3. Planning for Good Data
3.1 Why Planning Matters
Good data demonstrates:
- Relevance — aligned with the research question
- Accuracy — faithfully measured
- Completeness — minimal gaps
- Consistency — uniform formats and coding
Collecting unnecessary or inconsistent variables leads to poor-quality insights and higher cleaning burden.
3.2 From Vague Ideas to Measurable Questions
Vague idea:
“Improve campus transport.”
Analysis purpose:
Examine how student demographics relate to commute burden.
Measurable questions:
- What % of students cycle to campus?
- Do PG students have longer commute times than UG students?
Measurable questions tell you which variables are needed and how to structure the data.
Activity: Question Shuffle
Instructions
- Choose a project idea
- Improve student wellbeing
- Optimise campus resources
- Identify:
- analysis purpose
- refined research question
- Select variables from the list:
Name, Gender, Age, Favourite Snack, Height, Home Country, Steps Walked, Library Usage, Commute Time, Transport Method, Hours Slept, Student Status, Club Participation, Healthy Meals Frequency, Postcode, IMD Score.
Example Solutions
Student Wellbeing
- Purpose: link sleep to social engagement
- Question: Do club-active students sleep more on average?
- Variables: Hours Slept; Club Participation
Resource Equity
- Purpose: assess usage by deprivation
- Question: Do students from low IMD areas visit the library less often?
- Variables: IMD Score; Library Usage
Activity: Sorting Game
Categorise data cards into:
- Primary data (you created it)
- Secondary data (already existed)
- Ambiguous cases (depends on context)
Primary examples:
Surveys you collected; height measurements; observed traffic.
Secondary examples:
Government statistics; downloaded weather data; published research.
Ambiguous:
A friend’s snack preference; a classmate’s dataset; Fitbit challenge uploads.

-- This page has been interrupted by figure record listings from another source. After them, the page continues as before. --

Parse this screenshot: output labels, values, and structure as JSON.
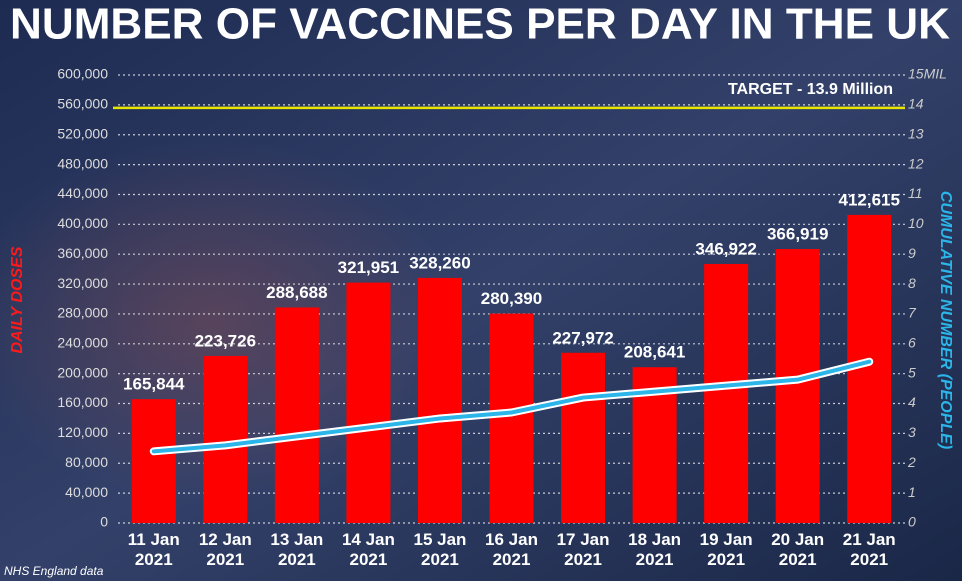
{
  "chart_data": {
    "type": "bar",
    "title": "NUMBER OF VACCINES PER DAY IN THE UK",
    "ylabel": "DAILY DOSES",
    "y2label": "CUMULATIVE NUMBER (PEOPLE)",
    "source": "NHS England data",
    "categories": [
      "11 Jan 2021",
      "12 Jan 2021",
      "13 Jan 2021",
      "14 Jan 2021",
      "15 Jan 2021",
      "16 Jan 2021",
      "17 Jan 2021",
      "18 Jan 2021",
      "19 Jan 2021",
      "20 Jan 2021",
      "21 Jan 2021"
    ],
    "values": [
      165844,
      223726,
      288688,
      321951,
      328260,
      280390,
      227972,
      208641,
      346922,
      366919,
      412615
    ],
    "value_labels": [
      "165,844",
      "223,726",
      "288,688",
      "321,951",
      "328,260",
      "280,390",
      "227,972",
      "208,641",
      "346,922",
      "366,919",
      "412,615"
    ],
    "color": "#ff0000",
    "line": {
      "values": [
        2.4,
        2.6,
        2.9,
        3.2,
        3.5,
        3.7,
        4.2,
        4.4,
        4.6,
        4.8,
        5.4
      ],
      "color": "#2bb5e8",
      "axis": "y2"
    },
    "target": {
      "label": "TARGET - 13.9 Million",
      "value": 13.9,
      "color": "#e8e600",
      "axis": "y2"
    },
    "ylim": [
      0,
      600000
    ],
    "yticks": [
      0,
      {
        "value": 40000,
        "label": "40,000"
      },
      {
        "value": 80000,
        "label": "80,000"
      },
      {
        "value": 120000,
        "label": "120,000"
      },
      {
        "value": 160000,
        "label": "160,000"
      },
      {
        "value": 200000,
        "label": "200,000"
      },
      {
        "value": 240000,
        "label": "240,000"
      },
      {
        "value": 280000,
        "label": "280,000"
      },
      {
        "value": 320000,
        "label": "320,000"
      },
      {
        "value": 360000,
        "label": "360,000"
      },
      {
        "value": 400000,
        "label": "400,000"
      },
      {
        "value": 440000,
        "label": "440,000"
      },
      {
        "value": 480000,
        "label": "480,000"
      },
      {
        "value": 520000,
        "label": "520,000"
      },
      {
        "value": 560000,
        "label": "560,000"
      },
      {
        "value": 600000,
        "label": "600,000"
      }
    ],
    "y2lim": [
      0,
      15
    ],
    "y2ticks": [
      0,
      1,
      2,
      3,
      4,
      5,
      6,
      7,
      8,
      9,
      10,
      11,
      12,
      13,
      14,
      {
        "value": 15,
        "label": "15MIL"
      }
    ],
    "grid": true
  }
}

5. Trust, Bias, and Fairness
5.1 Common Bias Types
| Sampling bias |
Only surveying morning students |
Misrepresents population |
| Measurement bias |
Using an uncalibrated scale |
Inaccurate estimates |
| Selection bias |
Surveying only volunteers |
Inflated engagement measures |
| Confirmation bias |
Leading questions in satisfaction surveys |
Skewed responses |
5.2 Principles for Fair Data
- Include diverse groups
- Use clear, neutral questions
- Document data collection procedures
- Reflect on missingness and under-representation
Activity: Biased Sampling Game
Each group receives coloured counters representing a student population:
- Pink = female
- Blue = male
Tasks - Estimate % female
- Compute average age of females
- Compare with known full-population statistics
Discussion prompts
- How does sampling error distort estimates?
- Which biases can be reduced, which are unavoidable?
- How can we report uncertainty transparently?
Summary
Key Takeaways
- Know your data source — it affects trust and interpretability.
- Good questions drive efficient, relevant data collection.
- Tools and formats shape data quality and analytical ease.
- Bias is unavoidable but manageable with planning.
- Ethical, transparent data collection strengthens research validity.
Python Link
Primary & Secondary Data
Use pandas to import CSV, Excel, JSON, or API data.
Planning for Good Data
Filtering, selecting and restructuring DataFrames.
Tools & Formats
Reading/writing CSV, JSON, XLSX.
Trust & Fairness
Identifying missingness, imbalance and bias using summary statistics.